4| Labeling and Mislabeling
This internal dialogue often leads us to label ourselves or others in a one-dimensional way. It excludes any possibility for the complexity of the human condition. It also incites an unfair amount of name calling and finger pointing.
- She’s a brat
- He’s a gossip
- She’s a liar
- He’s a flake
5| Personalization
Have you ever been in a situation where someone told you that your haircut looks uneven, or maybe someone criticized something creative that you did?
How did you take their feedback?
If you were offended, you personalized the situation.
You may find yourself doing this to yourself.
The trouble with taking things personally is that feedback is rarely meant to be critical- unless animosity is also involved. Either way, it’s up to you to take responsibility for how you feel about feedback you receive, or how someone talks to your or generally treats you. You may not be able to control every aspect of your life, but you can certainly control your inner dialogue and how you react to external dialogue. Taking it personally is the difference between feedback and criticism.
Words and Self-talk
Now, consider what you just read.
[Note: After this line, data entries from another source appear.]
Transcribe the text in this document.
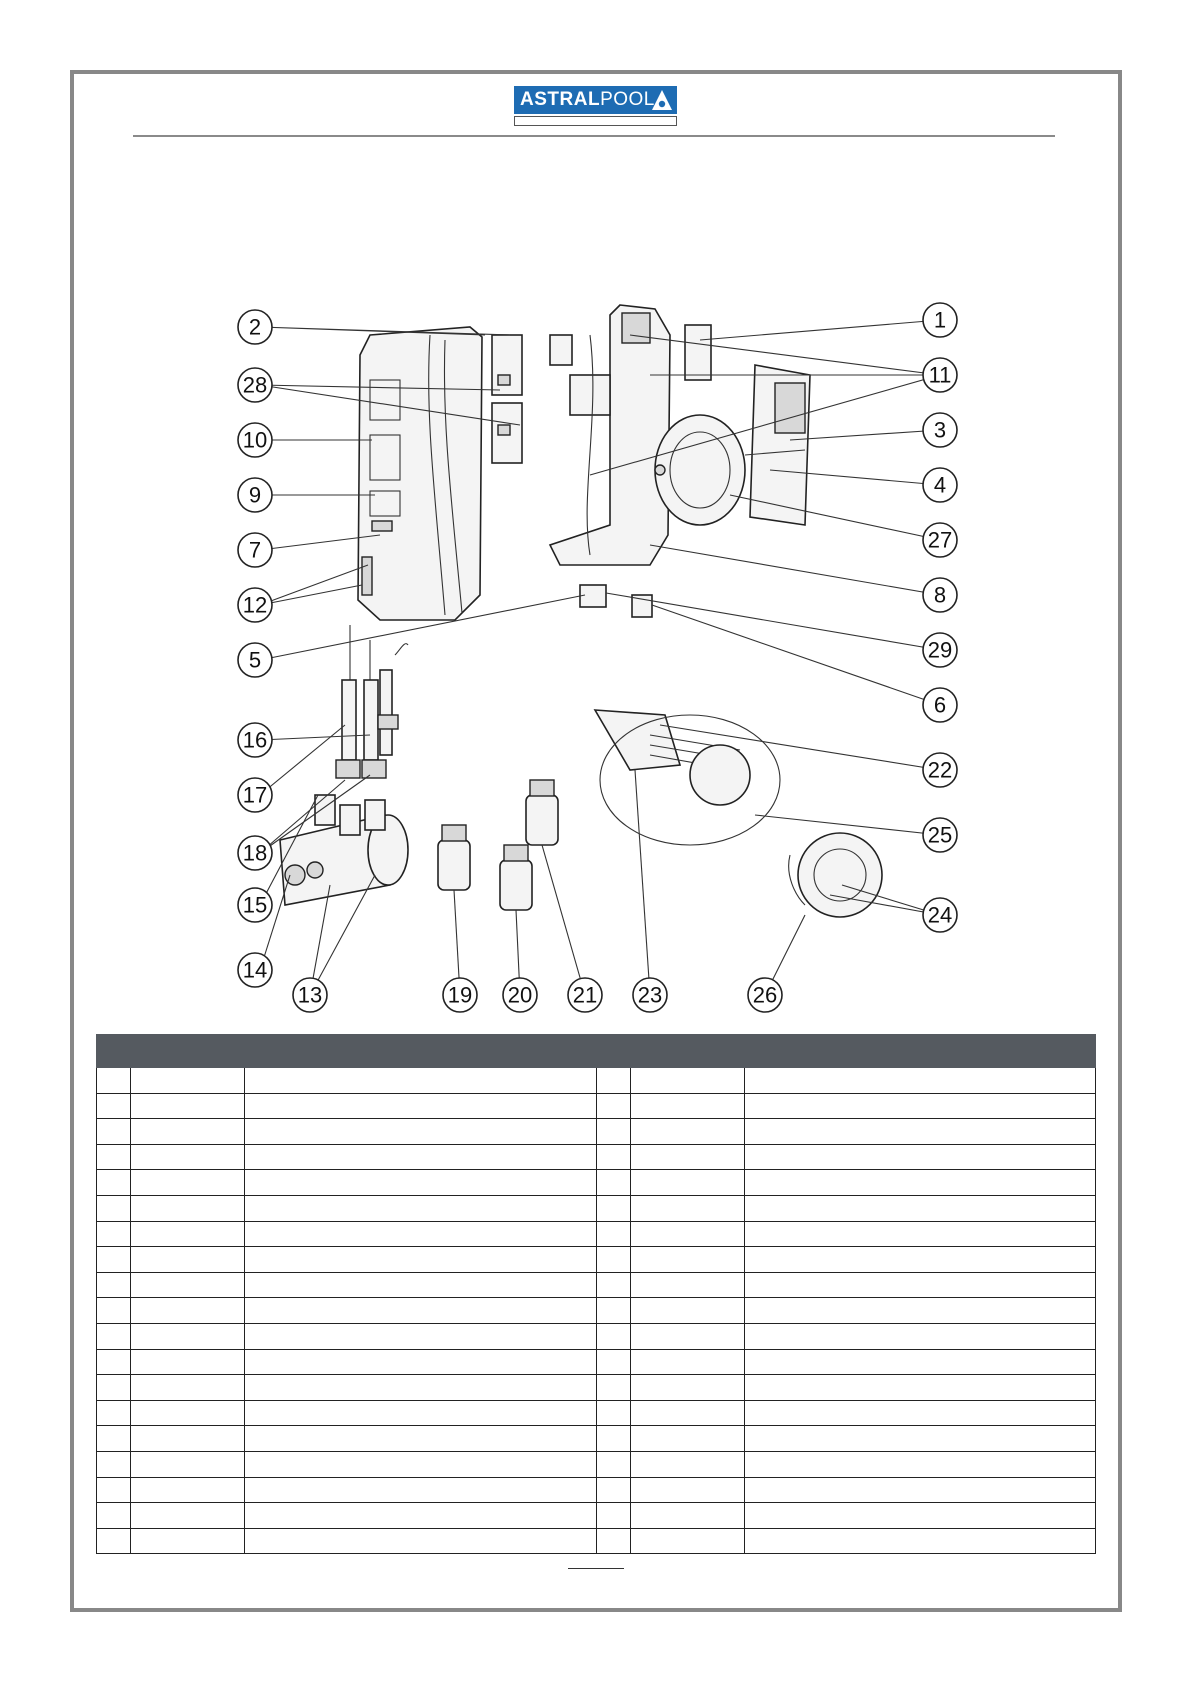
ASTRALPOOL
2
28
10
9
7
12
5
16
17
18
15
14
13	19 20 21 23	26
1
11
3
4
27
8
29
6
22
25
24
Verify the information if you feel the need. But, consider all the factors, and then answer this single question.
Do words have the power to hurt you physically?
They do.
Words may not be able to break your bones, but they can certainly have an impact on your emotions. We know that what we give our attention to affects us (Wadlinger, Heather A., Isaacowitz, Derek M., “Fixing our Focus: Training our Attention to Regulate Emotion,” Per Soc Psychol, 15,1 72-102).
It doesn’t matter if what we’re paying attention to is external dialogue we’re sharing with a friend or other loved on, or if that dialogue is internal. How you talk to yourself matters.
We all have an internal monologue that we entertain and engage in constantly. Recent research has shown that the way we refer to ourselves, and the self-talk we entertain influences our emotions and our ability to regulate our thoughts (Kross, Ethan. Bruehlman-Senecal, Emma. Park, Jiyoung. Burson, Aleah. Dougherty, Adrienne. Shablack, Holly. Bremmer, Ryan. Moser, Jason. Ayduk, Ozlem. “Self-Talk as a Regulatory Mechanism: How you do it Matters.” Journal of Personality and Social Psychology, volume 106, no2, (2014): 304-324).
Emotional Responses
If your best friend says something rude to you, your nervous system is going to pay attention to the stimuli which it’s now faced with. When this happens, you will experience a physiological response. That’s your nervous endocrine systems responding to those things that we are taught can’t hurt us because they have no physical form.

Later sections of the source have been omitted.